LOS ANGELES (KI) – Space engineer Loay Elbasyouni was part of the NASA team that made history this month by launching an experimental helicopter from the surface of Mars.

But he said an expedition to his hometown in the Gaza Strip, where posters celebrate his achievement, feels even farther away because of Zionist and Egyptian restrictions.
"When you deal with electrons and technology, you can calculate things and know their path,” he told The Associated Press news agency in a video interview from his home in Los Angeles. "When you deal with people and politics, you don’t know where things can go.”
The 42-year-old has himself made an astonishing journey from the northern town of Beit Hanoun to the U.S. space agency’s Jet Propulsion Laboratory in California, where he helped design the Ingenuity helicopter.

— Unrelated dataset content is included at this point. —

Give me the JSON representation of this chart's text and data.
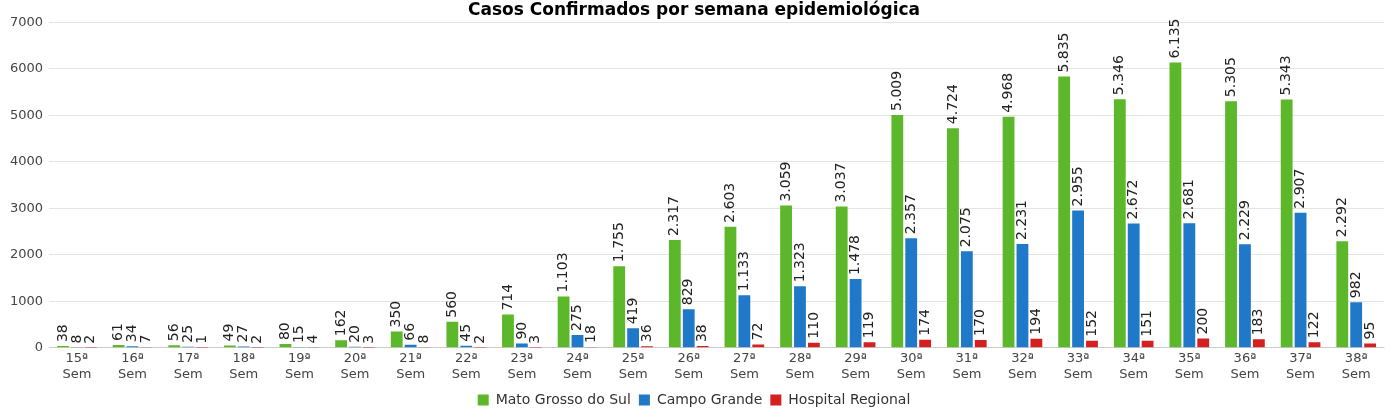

He left Gaza in 1998 to study in the United States and has only returned once, for a brief visit in 2000 prior to the second Palestinian Intifada. Some 6,000 Palestinians were killed in fighting, attacks and the occupying regime’s military operations before the violence ebbed in 2005.
The fighting was especially intense in and around towns like Beit Hanoun. Elbasyouni said the Zionist regime’s military tanks bulldozed his father’s fruit orchards on four occasions.
The regime withdrew from Gaza in 2005, but two years it imposed a crippling siege on the territory after Hamas resistance movement won in the elections. Since then, the occupying regime and Egypt have maintained a blockade that strictly limits the movement of people and goods in and out of the narrow coastal strip, which is home to more than two million Palestinians.
As Gaza weathered one crisis after another, Elbasyouni pursued his studies in the U.S.
He struggled to afford tuition at the University of Kentucky, especially after the family farm was bulldozed. At one point he said he worked more than 90 hours a week at a Subway sandwich shop to make ends meet. He eventually transferred to the University of Pennsylvania, where he earned bachelor’s and master’s degrees in electrical engineering.
In 2012, he was hired by a technology company that was developing electric aircraft. Two years later, the company joined with NASA on the Mars helicopter project, and Elbasyouni was promoted to lead electronics engineer.